Ce film compte au total non moins de trois scénaristes, qui ont souvent réécrit le script au fur et à mesure du tournage, au grand dam des acteurs embarqués dans cette galère (Bob Hoskins, l'interprète de Mario, connu entre autres pour son rôle dans Qui veut la peau de Roger Rabbit ?, dira notamment plus tard que ce film était « la pire chose qu'il ait faite de sa vie »), avec une volonté de "moderniser" cette histoire : les plombiers sont à présents deux new-yorkais d'origine italienne – bien que les acteurs les interprétant soient respectivement anglais et colombien, allez comprendre... (en fait, le rôle de Mario avait été proposé à Danny De Vito, choix on ne peut plus logique mais qui ne s'est malheureusement pas fait ; pour Luigi, John Turturro aurait pu coller au personnage et aurait pu offrir un rôle plus cohérent que celui de petit frère / fils adoptif dragueur que se coltine le pauvre John Leguizamo – qui avouera lui dans son autobiographie que les acteurs du film furent saouls durant tout le tournage, pour supporter ce naufrage intersidéral). Ils rencontrent Daisy (dont Luigi s'amourache), une jeune paléontologue recherchée par Koopa et ses acolytes Iggy et Spike (véritables personnages du jeu) pour l'emmener dans une autre dimension accessible grâce à un morceau de météorite magique. Cette météorite est celle qui a détruit les dinosaures il y a 65 millions d'années, créant en même temps cette autre dimension où quelques dinosaures ont survécu et évolué pendant ces 65 millions d'années jusqu'à devenir semblables aux hommes – ce sont donc Koopa et tout un peuple (y compris la princesse de ce monde, Daisy, bien que celle-ci soit à moitié d'origine champignon – alors que Toad, ici simple vagabond, semble lui être d'origine 100% dino, allez comprendre encore une fois...) qui y vivent. Mario et Luigi entrent ainsi dans ce monde étrange pour y retrouver et sauver la princesse Daisy (qui apparaît sur console de jeu dans Super Mario Land, la version Gameboy des aventures des plombiers).

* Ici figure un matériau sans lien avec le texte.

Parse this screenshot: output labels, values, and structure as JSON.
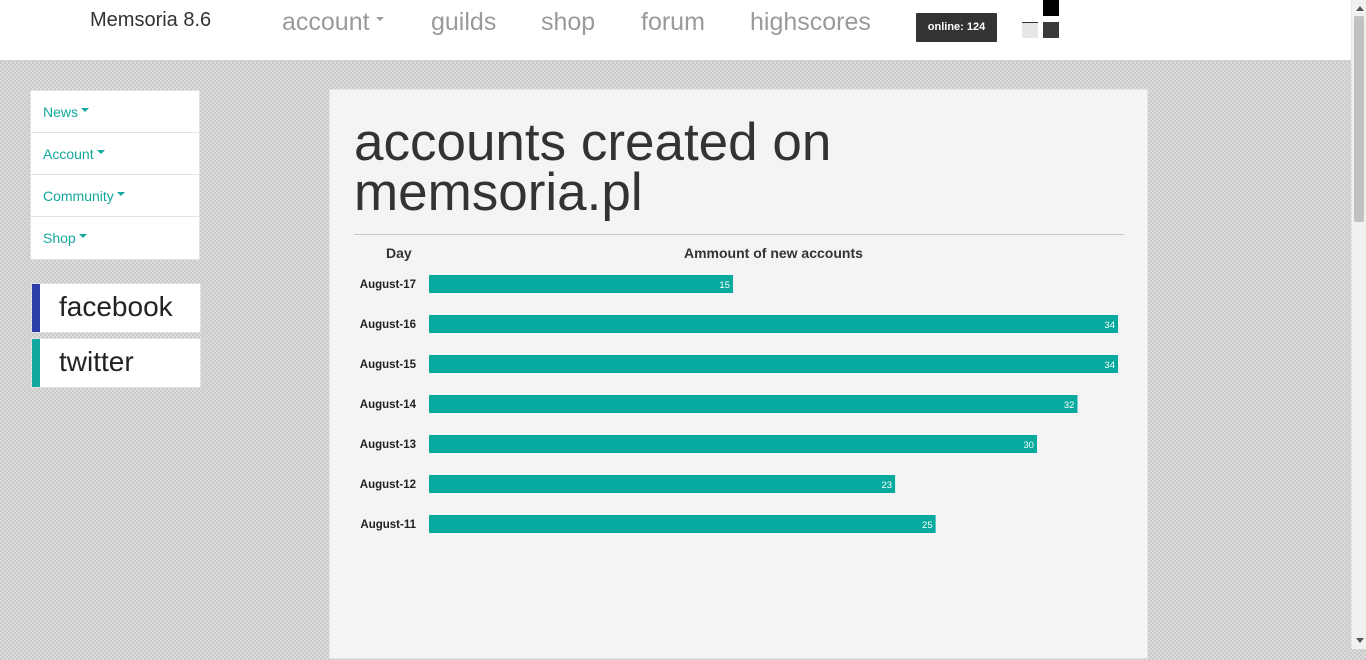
{
  "navbar": {
    "brand": "Memsoria 8.6",
    "links": [
      "account",
      "guilds",
      "shop",
      "forum",
      "highscores"
    ],
    "online_badge": "online: 124"
  },
  "sidebar": {
    "items": [
      {
        "label": "News"
      },
      {
        "label": "Account"
      },
      {
        "label": "Community"
      },
      {
        "label": "Shop"
      }
    ],
    "social": [
      {
        "label": "facebook",
        "color": "#2c3ca8"
      },
      {
        "label": "twitter",
        "color": "#13a89e"
      }
    ]
  },
  "main": {
    "title": "accounts created on memsoria.pl",
    "col_day": "Day",
    "col_amount": "Ammount of new accounts"
  },
  "chart_data": {
    "type": "bar",
    "orientation": "horizontal",
    "categories": [
      "August-17",
      "August-16",
      "August-15",
      "August-14",
      "August-13",
      "August-12",
      "August-11"
    ],
    "values": [
      15,
      34,
      34,
      32,
      30,
      23,
      25
    ],
    "xlabel": "Ammount of new accounts",
    "ylabel": "Day",
    "xlim": [
      0,
      34
    ],
    "bar_color": "#05a99d",
    "grid": false
  },
  "colors": {
    "accent": "#13a89e",
    "badge_bg": "#333333"
  }
}
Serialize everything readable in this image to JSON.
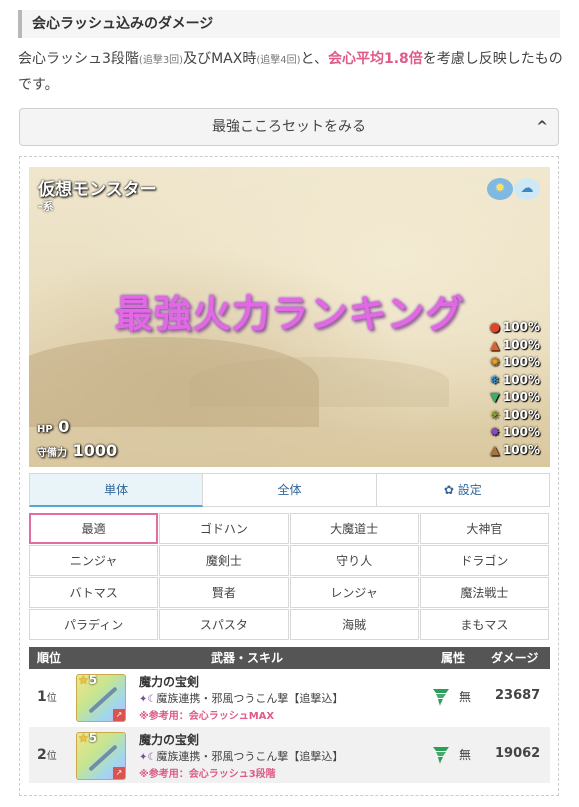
{
  "heading": "会心ラッシュ込みのダメージ",
  "desc": {
    "p1": "会心ラッシュ3段階",
    "s1": "(追撃3回)",
    "p2": "及びMAX時",
    "s2": "(追撃4回)",
    "p3": "と、",
    "highlight": "会心平均1.8倍",
    "p4": "を考慮し反映したものです。"
  },
  "accordion": {
    "label": "最強こころセットをみる",
    "chevron": "^"
  },
  "banner": {
    "monster_name": "仮想モンスター",
    "monster_type": "-系",
    "title": "最強火力ランキング",
    "hp_label": "HP",
    "hp_value": "0",
    "def_label": "守備力",
    "def_value": "1000",
    "resistances": [
      "100%",
      "100%",
      "100%",
      "100%",
      "100%",
      "100%",
      "100%",
      "100%"
    ]
  },
  "tabs": [
    "単体",
    "全体",
    "設定"
  ],
  "jobs": [
    "最適",
    "ゴドハン",
    "大魔道士",
    "大神官",
    "ニンジャ",
    "魔剣士",
    "守り人",
    "ドラゴン",
    "バトマス",
    "賢者",
    "レンジャ",
    "魔法戦士",
    "パラディン",
    "スパスタ",
    "海賊",
    "まもマス"
  ],
  "table": {
    "headers": {
      "rank": "順位",
      "weapon": "武器・スキル",
      "attr": "属性",
      "dmg": "ダメージ"
    },
    "rows": [
      {
        "rank": "1",
        "rank_suffix": "位",
        "stars": "5",
        "weapon": "魔力の宝剣",
        "skill": "魔族連携・邪風つうこん撃【追撃込】",
        "ref": "※参考用：会心ラッシュMAX",
        "attr": "無",
        "dmg": "23687"
      },
      {
        "rank": "2",
        "rank_suffix": "位",
        "stars": "5",
        "weapon": "魔力の宝剣",
        "skill": "魔族連携・邪風つうこん撃【追撃込】",
        "ref": "※参考用：会心ラッシュ3段階",
        "attr": "無",
        "dmg": "19062"
      }
    ]
  },
  "colors": {
    "accent_pink": "#e05a8a",
    "tab_active": "#e9f4f9",
    "table_header": "#555555"
  }
}
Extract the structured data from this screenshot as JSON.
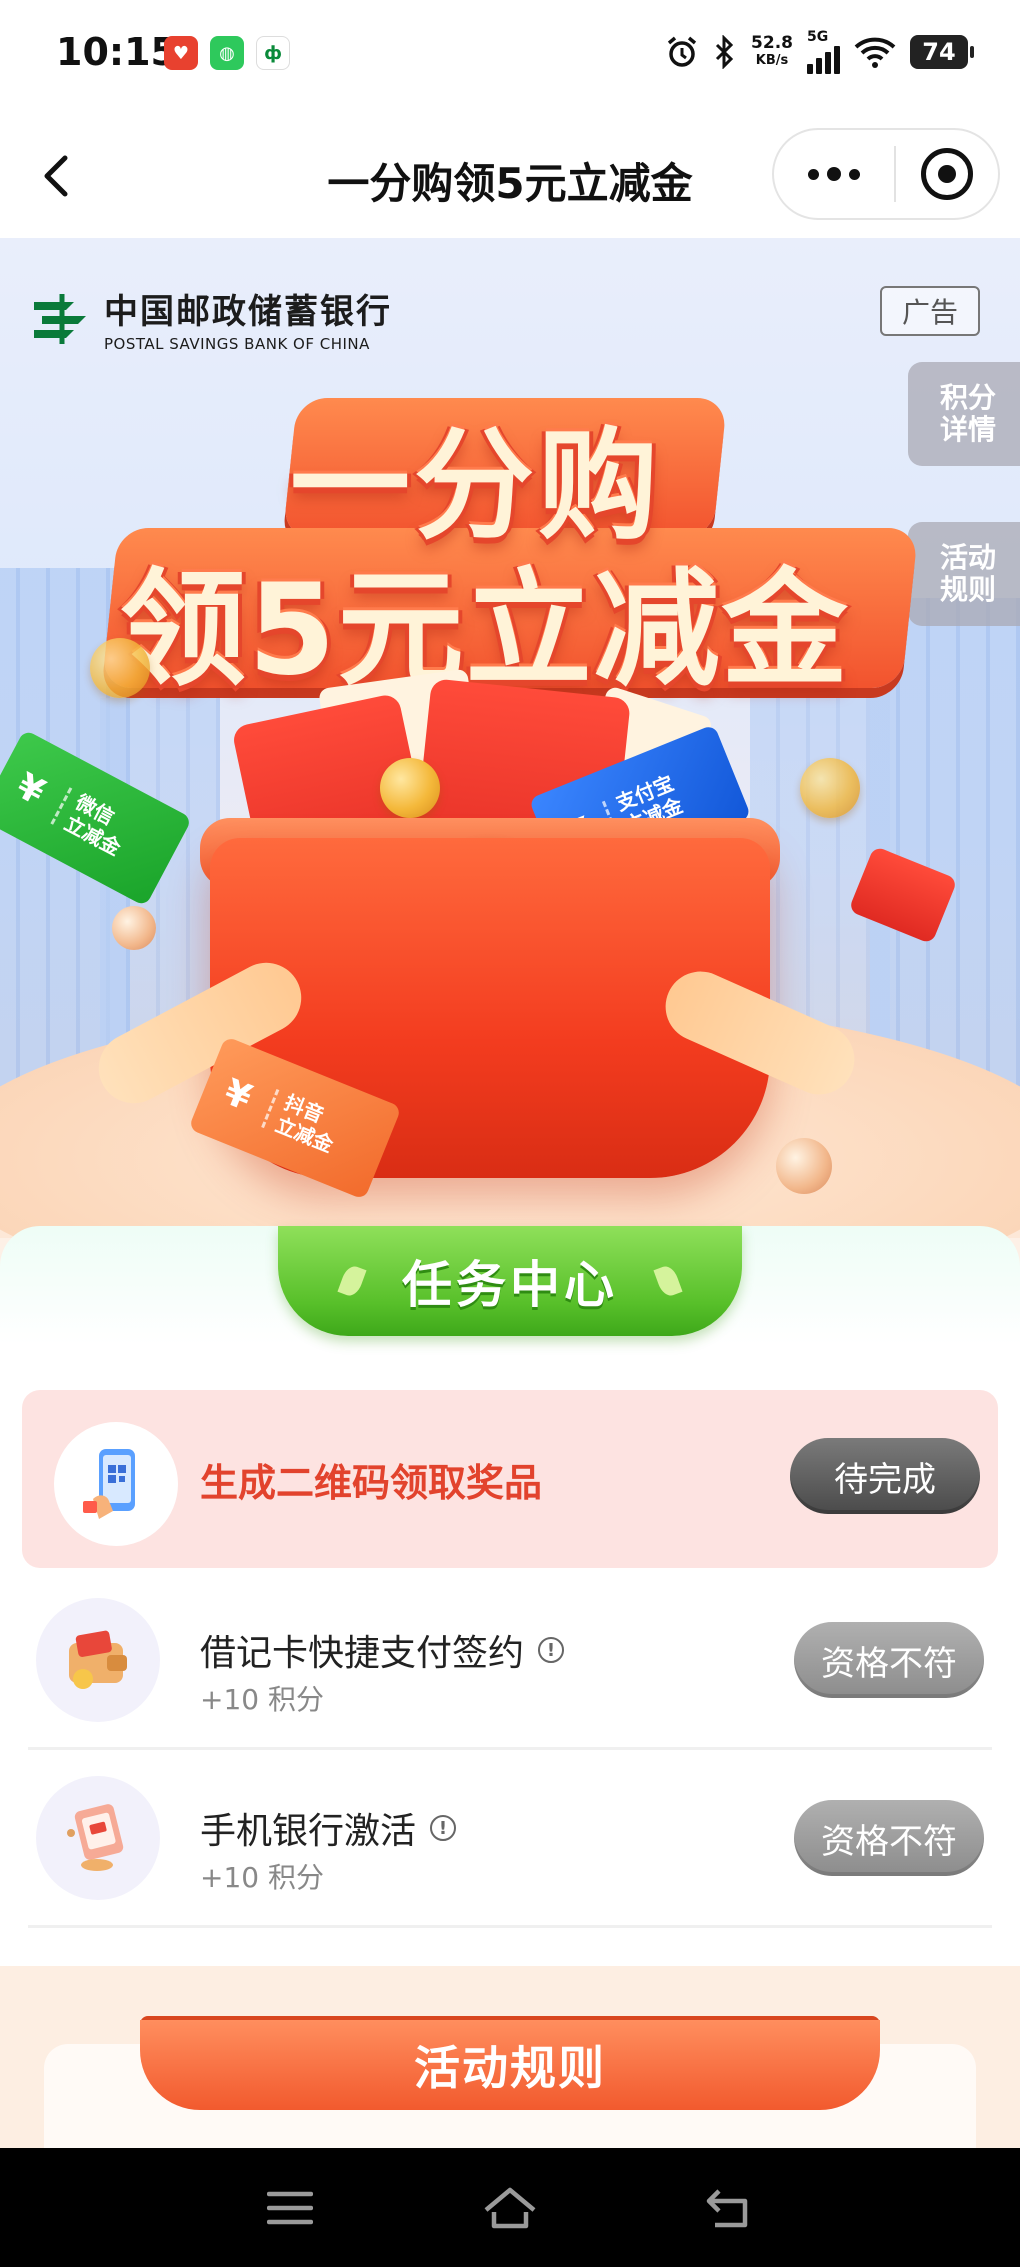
{
  "status_bar": {
    "time": "10:15",
    "net_speed_value": "52.8",
    "net_speed_unit": "KB/s",
    "network_type": "5G",
    "battery": "74",
    "app_icons": [
      "pinduoduo-icon",
      "wechat-icon",
      "bank-app-icon"
    ]
  },
  "nav": {
    "title": "一分购领5元立减金"
  },
  "hero": {
    "bank_name_cn": "中国邮政储蓄银行",
    "bank_name_en": "POSTAL SAVINGS BANK OF CHINA",
    "ad_label": "广告",
    "points_tab": "积分\n详情",
    "points_tab_line1": "积分",
    "points_tab_line2": "详情",
    "rules_tab_line1": "活动",
    "rules_tab_line2": "规则",
    "headline_1": "一分购",
    "headline_2": "领5元立减金",
    "ticket_wechat": [
      "微信",
      "立减金"
    ],
    "ticket_alipay": [
      "支付宝",
      "立减金"
    ],
    "ticket_douyin": [
      "抖音",
      "立减金"
    ],
    "yen_symbol": "¥"
  },
  "tasks": {
    "header": "任务中心",
    "highlighted": {
      "name": "生成二维码领取奖品",
      "button": "待完成"
    },
    "items": [
      {
        "name": "借记卡快捷支付签约",
        "points": "+10 积分",
        "button": "资格不符"
      },
      {
        "name": "手机银行激活",
        "points": "+10 积分",
        "button": "资格不符"
      }
    ]
  },
  "rules": {
    "title": "活动规则"
  },
  "colors": {
    "accent_red": "#e2432d",
    "task_green": "#58c02a",
    "highlight_bg": "#fde3e1"
  }
}
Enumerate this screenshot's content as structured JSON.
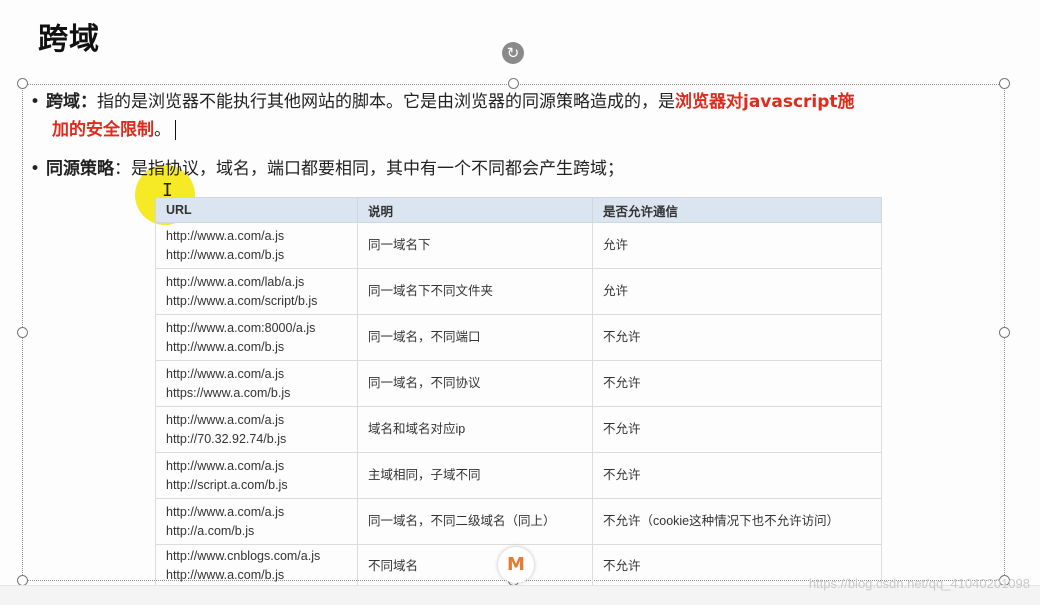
{
  "slide": {
    "title": "跨域",
    "bullets": [
      {
        "keyword": "跨域：",
        "text": "指的是浏览器不能执行其他网站的脚本。它是由浏览器的同源策略造成的，是",
        "highlight_part1": "浏览器对javascript施",
        "highlight_part2": "加的安全限制",
        "tail": "。"
      },
      {
        "keyword": "同源策略",
        "text": "：是指协议，域名，端口都要相同，其中有一个不同都会产生跨域；"
      }
    ],
    "bullet_symbol": "•",
    "rotate_icon": "↻"
  },
  "table": {
    "headers": [
      "URL",
      "说明",
      "是否允许通信"
    ],
    "rows": [
      {
        "url1": "http://www.a.com/a.js",
        "url2": "http://www.a.com/b.js",
        "desc": "同一域名下",
        "allowed": "允许"
      },
      {
        "url1": "http://www.a.com/lab/a.js",
        "url2": "http://www.a.com/script/b.js",
        "desc": "同一域名下不同文件夹",
        "allowed": "允许"
      },
      {
        "url1": "http://www.a.com:8000/a.js",
        "url2": "http://www.a.com/b.js",
        "desc": "同一域名，不同端口",
        "allowed": "不允许"
      },
      {
        "url1": "http://www.a.com/a.js",
        "url2": "https://www.a.com/b.js",
        "desc": "同一域名，不同协议",
        "allowed": "不允许"
      },
      {
        "url1": "http://www.a.com/a.js",
        "url2": "http://70.32.92.74/b.js",
        "desc": "域名和域名对应ip",
        "allowed": "不允许"
      },
      {
        "url1": "http://www.a.com/a.js",
        "url2": "http://script.a.com/b.js",
        "desc": "主域相同，子域不同",
        "allowed": "不允许"
      },
      {
        "url1": "http://www.a.com/a.js",
        "url2": "http://a.com/b.js",
        "desc": "同一域名，不同二级域名（同上）",
        "allowed": "不允许（cookie这种情况下也不允许访问）"
      },
      {
        "url1": "http://www.cnblogs.com/a.js",
        "url2": "http://www.a.com/b.js",
        "desc": "不同域名",
        "allowed": "不允许"
      }
    ]
  },
  "watermark": "https://blog.csdn.net/qq_41040201098",
  "logo_glyph": "M"
}
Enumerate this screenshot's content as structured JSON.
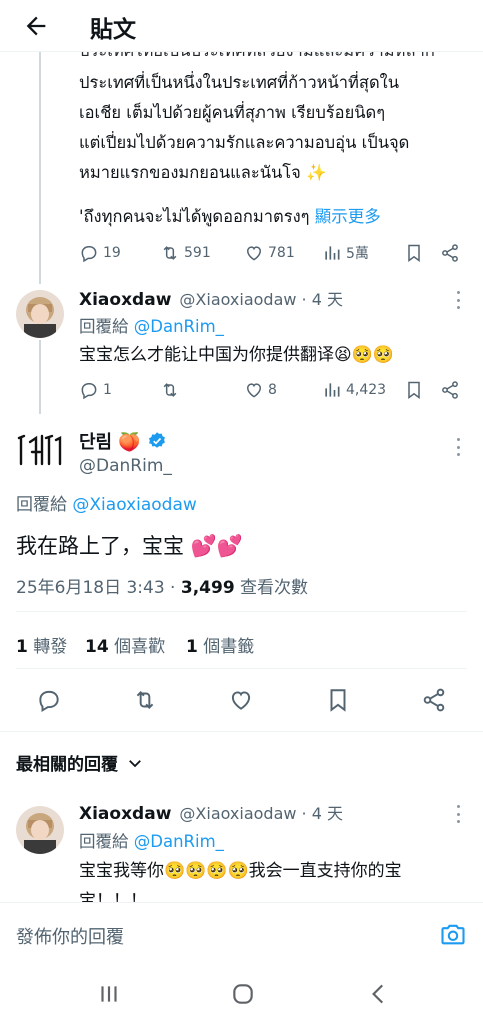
{
  "header": {
    "title": "貼文"
  },
  "thread_tweet": {
    "lines": [
      "ประเทศที่เป็นหนึ่งในประเทศที่ก้าวหน้าที่สุดใน",
      "เอเชีย เต็มไปด้วยผู้คนที่สุภาพ เรียบร้อยนิดๆ",
      "แต่เปี่ยมไปด้วยความรักและความอบอุ่น เป็นจุด",
      "หมายแรกของมกยอนและนันโจ ✨"
    ],
    "last_line": "'ถึงทุกคนจะไม่ได้พูดออกมาตรงๆ",
    "show_more": "顯示更多",
    "replies": "19",
    "reposts": "591",
    "likes": "781",
    "views": "5萬"
  },
  "reply1": {
    "name": "Xiaoxdaw",
    "handle": "@Xiaoxiaodaw · 4 天",
    "reply_to_label": "回覆給",
    "reply_to_handle": "@DanRim_",
    "text": "宝宝怎么才能让中国为你提供翻译😫🥺🥺",
    "replies": "1",
    "likes": "8",
    "views": "4,423"
  },
  "main_tweet": {
    "name": "단림 🍑",
    "handle": "@DanRim_",
    "reply_to_label": "回覆給",
    "reply_to_handle": "@Xiaoxiaodaw",
    "text": "我在路上了，宝宝 💕💕",
    "timestamp": "25年6月18日 3:43 · ",
    "views_count": "3,499",
    "views_label": " 查看次數",
    "reposts_count": "1",
    "reposts_label": " 轉發",
    "likes_count": "14",
    "likes_label": " 個喜歡",
    "bookmarks_count": "1",
    "bookmarks_label": " 個書籤"
  },
  "sort": {
    "label": "最相關的回覆"
  },
  "reply2": {
    "name": "Xiaoxdaw",
    "handle": "@Xiaoxiaodaw · 4 天",
    "reply_to_label": "回覆給",
    "reply_to_handle": "@DanRim_",
    "text_line1": "宝宝我等你🥺🥺🥺🥺我会一直支持你的宝",
    "text_line2": "宝！！！"
  },
  "composer": {
    "placeholder": "發佈你的回覆"
  },
  "colors": {
    "accent": "#1d9bf0",
    "text": "#0f1419",
    "muted": "#536471",
    "verified": "#1d9bf0"
  },
  "icons": [
    "back-arrow-icon",
    "reply-icon",
    "repost-icon",
    "like-icon",
    "views-icon",
    "bookmark-icon",
    "share-icon",
    "verified-icon",
    "chevron-down-icon",
    "camera-icon",
    "more-icon",
    "recent-apps-icon",
    "home-icon",
    "back-nav-icon"
  ]
}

Vous avez du mal à suivre ? Rassurez-vous, c'est normal... Devant tant d'énormités insensées, on en viendrait presque à penser que les producteurs, les scénaristes et les réalisateurs (oui, il s'y sont mis à plusieurs aussi) de ce film, ne sachant pas véritablement quoi faire de cette licence (de nombreux désaccords sur le public cible du film – enfant ou plus adulte – ayant notamment vu le jour), ont décidé de laisser libre cours à leurs idées les plus farfelues.
On voit ainsi par exemple un long moment de l'intrigue tourner autour du vol du morceau de météorite par une « grosse Bertha », sosie de Diva Avari (la séquence finissant d'ailleurs par une scène en discothèque assez torride/horrible rappelant le clip le plus connu de cette chanteuse, "Don't Go" de Starting Rock) censée être inspirée du poisson rouge géant de Super Mario Bros. 3, ou encore une séquence de toboggan géant entre Mario et quelques demoiselles en détresse. Par ailleurs, le film utilise de nombreux éléments du jeu (Bob-ombs, le désert Koopahari, présence de « fungus » un peu partout dans le film...), mais le plus souvent uniquement comme simple clin d'œil ou de manière peu fidèle (les pistolets des méchants ressemblent à ceux des consoles Nintendo ; les Thwomp Stompers sont un mix des Chaussures Goombas, des Thwomps, ennemis en blocs de pierre – tous deux apparus dans Super Mario Bros. 3 –, et des Bill-balles).
L'exemple le plus parlant à ce titre est ce qui est fait des Goombas : ennemis les plus connus de Mario, habituellement sortes de champignons marrons anthropomorphes à grosse tête, ils sont ici des habitants de "Dinohattan" (essentiel du monde des dinosaures, version négative de New-York ressemblant à la planète Mars de "Total Recall"... ou plutôt à un décor de Starmania) ayant subi une "dé-évolution" et ayant ainsi "retrouvé" une tête de reptile, toute petite (avec l'intellect qui va avec). En gros, ils ressemblent aux personnages ayant subi une réduction de tête dans le film Beetlejuice. Visuellement tout l'inverse des Goombas du jeu donc !
Reste que cette idée de dé-évolution est la plus amusante du film, évoquant de plus l'univers after-punk et déjanté du groupe Devo. Le film a ainsi le mérite d'être parfois drôle (même si ce n'est sans doute pas toujours fait exprès) et touchant, à l'image du personnage de Yoshi, ici bébé Tyrannosaure plutôt mignon – l'effet spécial (une marionette mécanique capable de faire 64 mouvements) n'est pas si mauvais, comme les autres du film d'ailleurs (si l'on fait abstraction que la même année sortait des films comme Jurassic Park, bien-sûr). Le film coûta quand-même 48 millions de dollars, ce qui est d'autant plus important qu'il ne rapporta même pas la moitié de cette somme. Un échec économique, critique et public total.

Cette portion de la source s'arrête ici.